Это замечание снова кольнуло Аурелия, хоть объективно он и понимал, что в том, кем он родился, его вины нет. Однако глубоко размышлять над словами Шиа сейчас охоты не было. Ему просто хотелось приятно провести время с любимой.
– Сможешь заметить ошибки в письме, если дам перечитать? – лукаво прищурился он.
– Я уже заметила: в словах «в общем» и мягкий знак в «ться» не поставлен, – легко отмахнулась Шиа. – Не думай, что я пропадаю невесть где: я усердно занимаюсь!
– И делаешь поразительные успехи.
– Но акцент всё ещё сильный, – погрустнев, добавила эльфийка.
– Ну что ты, твой акцент очень милый. Как ты мне говоришь?
Шиа захихикала, и её лицо приобрело прежнее беспечное выражение, каким Аурелий запомнил его ещё в Островной империи.
– Кстати, ты смотрел список моих имён на выбор? Я склоняюсь к Орсинь.
– Честно говоря, – неуверенно протянул император, – мне ни одно из них не нравится.
– Почему?
– Не знаю… В любом случае пока церемония не прошла, ты для меня – Шиа. До самой последней секунды – та самая Шиа, в которую я так безоглядно влюбился на эльфийском острове.
– Но я же никуда не денусь, как бы ты меня ни называл.
– Да, но… – Аурелий снова смешался. – В этом имени – начало нашей с тобой истории. У меня ощущение, как будто вместе с ним исчезнет и она.
– Да ну, глупости, – хмыкнула Шиа. – Не будь таким мнительным.
– При чём тут мнительность? – Он как будто обиделся. – Я просто дорожу нашими воспоминаниями.

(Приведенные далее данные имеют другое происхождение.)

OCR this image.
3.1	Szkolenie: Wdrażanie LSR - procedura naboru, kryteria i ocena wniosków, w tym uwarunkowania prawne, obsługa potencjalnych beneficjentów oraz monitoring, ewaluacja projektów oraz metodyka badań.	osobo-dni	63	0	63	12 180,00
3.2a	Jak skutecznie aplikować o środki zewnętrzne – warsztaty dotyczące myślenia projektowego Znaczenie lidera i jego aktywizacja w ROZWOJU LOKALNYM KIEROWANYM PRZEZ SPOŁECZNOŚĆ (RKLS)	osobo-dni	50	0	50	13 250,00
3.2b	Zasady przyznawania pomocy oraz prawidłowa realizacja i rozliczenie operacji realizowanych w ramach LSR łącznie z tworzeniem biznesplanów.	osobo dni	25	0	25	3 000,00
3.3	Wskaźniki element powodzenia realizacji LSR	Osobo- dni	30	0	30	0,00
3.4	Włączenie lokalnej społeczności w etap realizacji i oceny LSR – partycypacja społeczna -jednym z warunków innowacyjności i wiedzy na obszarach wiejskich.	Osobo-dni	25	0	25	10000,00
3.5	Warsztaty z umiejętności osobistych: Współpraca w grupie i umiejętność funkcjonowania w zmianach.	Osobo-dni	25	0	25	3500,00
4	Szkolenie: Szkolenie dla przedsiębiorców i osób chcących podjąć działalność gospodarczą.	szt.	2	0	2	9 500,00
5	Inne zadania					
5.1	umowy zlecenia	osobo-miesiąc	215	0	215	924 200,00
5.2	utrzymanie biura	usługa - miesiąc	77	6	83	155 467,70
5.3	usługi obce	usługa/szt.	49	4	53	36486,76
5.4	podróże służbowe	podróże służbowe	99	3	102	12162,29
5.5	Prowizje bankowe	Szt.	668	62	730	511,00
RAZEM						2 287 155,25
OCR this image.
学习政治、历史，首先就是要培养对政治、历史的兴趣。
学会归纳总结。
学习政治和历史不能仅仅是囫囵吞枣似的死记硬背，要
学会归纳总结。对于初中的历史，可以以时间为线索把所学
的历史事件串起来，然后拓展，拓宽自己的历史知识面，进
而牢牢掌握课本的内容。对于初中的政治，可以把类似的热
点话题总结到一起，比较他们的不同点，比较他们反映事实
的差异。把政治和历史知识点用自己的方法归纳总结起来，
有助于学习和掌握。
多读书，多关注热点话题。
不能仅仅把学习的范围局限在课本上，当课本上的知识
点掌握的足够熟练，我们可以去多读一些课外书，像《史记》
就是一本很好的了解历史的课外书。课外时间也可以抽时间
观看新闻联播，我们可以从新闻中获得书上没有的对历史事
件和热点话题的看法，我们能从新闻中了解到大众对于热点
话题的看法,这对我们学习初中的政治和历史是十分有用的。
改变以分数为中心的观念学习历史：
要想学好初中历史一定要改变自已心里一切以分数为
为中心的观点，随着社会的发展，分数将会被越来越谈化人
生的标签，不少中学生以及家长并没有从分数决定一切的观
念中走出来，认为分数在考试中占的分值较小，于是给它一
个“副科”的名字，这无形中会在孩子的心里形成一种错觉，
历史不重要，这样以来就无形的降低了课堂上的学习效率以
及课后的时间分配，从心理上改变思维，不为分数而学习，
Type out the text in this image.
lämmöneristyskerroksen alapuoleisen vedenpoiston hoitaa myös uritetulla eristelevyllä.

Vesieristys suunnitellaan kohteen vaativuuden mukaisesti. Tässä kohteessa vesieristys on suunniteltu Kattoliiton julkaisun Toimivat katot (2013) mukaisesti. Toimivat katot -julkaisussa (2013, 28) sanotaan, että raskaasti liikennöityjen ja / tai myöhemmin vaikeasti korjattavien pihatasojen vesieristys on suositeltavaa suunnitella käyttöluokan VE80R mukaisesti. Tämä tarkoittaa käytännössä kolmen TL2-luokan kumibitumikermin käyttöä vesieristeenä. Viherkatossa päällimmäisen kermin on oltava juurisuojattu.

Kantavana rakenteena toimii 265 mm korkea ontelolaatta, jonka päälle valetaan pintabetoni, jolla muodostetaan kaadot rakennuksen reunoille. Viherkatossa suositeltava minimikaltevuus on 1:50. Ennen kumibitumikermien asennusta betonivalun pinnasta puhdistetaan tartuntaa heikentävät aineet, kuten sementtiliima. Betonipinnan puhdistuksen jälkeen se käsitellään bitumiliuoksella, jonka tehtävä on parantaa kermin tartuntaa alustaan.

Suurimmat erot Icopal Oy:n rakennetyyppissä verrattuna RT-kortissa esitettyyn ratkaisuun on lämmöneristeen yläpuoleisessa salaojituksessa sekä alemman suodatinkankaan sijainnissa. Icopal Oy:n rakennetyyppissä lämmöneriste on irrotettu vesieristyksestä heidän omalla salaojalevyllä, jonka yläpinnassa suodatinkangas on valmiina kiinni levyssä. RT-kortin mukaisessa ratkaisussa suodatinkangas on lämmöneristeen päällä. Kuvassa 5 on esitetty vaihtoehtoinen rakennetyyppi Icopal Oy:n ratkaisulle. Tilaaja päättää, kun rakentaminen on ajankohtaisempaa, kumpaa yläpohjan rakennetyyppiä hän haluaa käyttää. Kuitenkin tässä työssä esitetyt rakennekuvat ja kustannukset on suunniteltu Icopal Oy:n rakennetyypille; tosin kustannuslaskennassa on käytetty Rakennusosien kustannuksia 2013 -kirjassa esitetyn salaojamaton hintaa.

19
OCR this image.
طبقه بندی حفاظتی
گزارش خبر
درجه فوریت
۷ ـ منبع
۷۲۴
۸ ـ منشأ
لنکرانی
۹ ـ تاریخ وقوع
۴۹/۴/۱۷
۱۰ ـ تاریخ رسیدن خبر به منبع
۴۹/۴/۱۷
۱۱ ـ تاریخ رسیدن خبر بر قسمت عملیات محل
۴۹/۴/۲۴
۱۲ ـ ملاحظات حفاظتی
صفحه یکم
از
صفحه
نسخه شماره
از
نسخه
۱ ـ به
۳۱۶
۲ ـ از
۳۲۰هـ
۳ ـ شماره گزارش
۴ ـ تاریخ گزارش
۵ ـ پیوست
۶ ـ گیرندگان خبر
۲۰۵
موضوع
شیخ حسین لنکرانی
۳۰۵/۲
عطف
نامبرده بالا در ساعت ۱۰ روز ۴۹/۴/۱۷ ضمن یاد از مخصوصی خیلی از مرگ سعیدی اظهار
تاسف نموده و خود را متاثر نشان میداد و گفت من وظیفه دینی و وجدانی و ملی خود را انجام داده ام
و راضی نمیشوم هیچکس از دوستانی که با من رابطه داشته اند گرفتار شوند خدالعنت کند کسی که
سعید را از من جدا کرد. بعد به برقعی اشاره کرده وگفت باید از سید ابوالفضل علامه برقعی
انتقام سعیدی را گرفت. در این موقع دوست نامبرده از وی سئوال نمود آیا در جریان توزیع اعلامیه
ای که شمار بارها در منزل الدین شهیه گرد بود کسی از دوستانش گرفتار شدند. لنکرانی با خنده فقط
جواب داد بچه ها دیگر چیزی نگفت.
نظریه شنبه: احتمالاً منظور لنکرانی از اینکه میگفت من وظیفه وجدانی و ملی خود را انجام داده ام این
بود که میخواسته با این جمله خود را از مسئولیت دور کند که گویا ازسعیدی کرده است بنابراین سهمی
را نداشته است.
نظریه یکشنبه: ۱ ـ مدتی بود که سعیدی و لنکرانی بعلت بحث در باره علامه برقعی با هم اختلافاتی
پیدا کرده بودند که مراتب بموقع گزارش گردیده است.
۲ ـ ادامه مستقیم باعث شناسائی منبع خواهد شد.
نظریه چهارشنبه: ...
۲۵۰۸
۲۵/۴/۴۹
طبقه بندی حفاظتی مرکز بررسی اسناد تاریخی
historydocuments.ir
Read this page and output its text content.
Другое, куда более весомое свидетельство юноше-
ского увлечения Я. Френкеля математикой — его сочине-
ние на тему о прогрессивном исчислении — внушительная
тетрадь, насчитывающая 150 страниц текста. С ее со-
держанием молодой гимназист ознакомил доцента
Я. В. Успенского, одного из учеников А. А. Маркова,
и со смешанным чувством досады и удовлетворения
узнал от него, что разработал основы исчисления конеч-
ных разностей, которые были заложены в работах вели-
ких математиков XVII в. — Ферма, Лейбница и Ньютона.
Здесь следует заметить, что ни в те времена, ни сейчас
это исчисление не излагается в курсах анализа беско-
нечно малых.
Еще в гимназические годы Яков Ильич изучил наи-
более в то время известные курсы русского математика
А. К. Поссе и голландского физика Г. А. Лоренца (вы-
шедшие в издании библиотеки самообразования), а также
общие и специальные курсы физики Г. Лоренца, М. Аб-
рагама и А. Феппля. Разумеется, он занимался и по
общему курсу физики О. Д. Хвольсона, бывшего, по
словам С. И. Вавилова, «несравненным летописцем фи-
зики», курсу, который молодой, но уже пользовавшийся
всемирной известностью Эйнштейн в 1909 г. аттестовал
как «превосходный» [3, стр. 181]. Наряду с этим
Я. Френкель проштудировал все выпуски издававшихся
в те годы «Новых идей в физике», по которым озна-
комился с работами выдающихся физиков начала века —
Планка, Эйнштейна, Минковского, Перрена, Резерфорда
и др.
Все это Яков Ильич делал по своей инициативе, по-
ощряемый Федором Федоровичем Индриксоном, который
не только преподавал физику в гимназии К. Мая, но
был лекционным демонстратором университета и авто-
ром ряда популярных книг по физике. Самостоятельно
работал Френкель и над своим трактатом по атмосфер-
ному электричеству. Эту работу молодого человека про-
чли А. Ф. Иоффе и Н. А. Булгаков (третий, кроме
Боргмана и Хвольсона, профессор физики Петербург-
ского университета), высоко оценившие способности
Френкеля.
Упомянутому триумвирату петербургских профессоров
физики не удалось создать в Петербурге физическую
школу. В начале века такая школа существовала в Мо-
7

– А я как будто нет? Но лучше уже зови меня Орсинь, чтобы привыкать.
– Не хочу.
– И как я раньше не замечала, что ты такой вредный?
– От тебя набрался, – бодро ввернул ей в пику Аурелий.
Не найдясь, что возразить, эльфийка фыркнула и потянулась к чаю, который уже успел порядком остыть. Некоторое время она сосредоточенно поглощала тонко нарезанную ветчину, кедровые орехи – к которым пристрастилась в последнее время – и кекс с изюмом. Аурелий не мешал, догадываясь, что она устала, а он её и так заболтал, и только подливал в пустеющую чашку чай. Наконец Шиа откинулась на спинку кресла и вернула ему подобревшую благодарную улыбку.
– Церемония всё ближе. Волнуешься? – Аурелий ласково дотронулся до её руки.
Шиа отвела взгляд, и, проследив за ним, Аурелий понял, что она внимательно смотрит на висящий за ним портрет Келсия и Юйсинь. При слабом эхе кровавых воспоминаний к горлу невольно подступила тошнота.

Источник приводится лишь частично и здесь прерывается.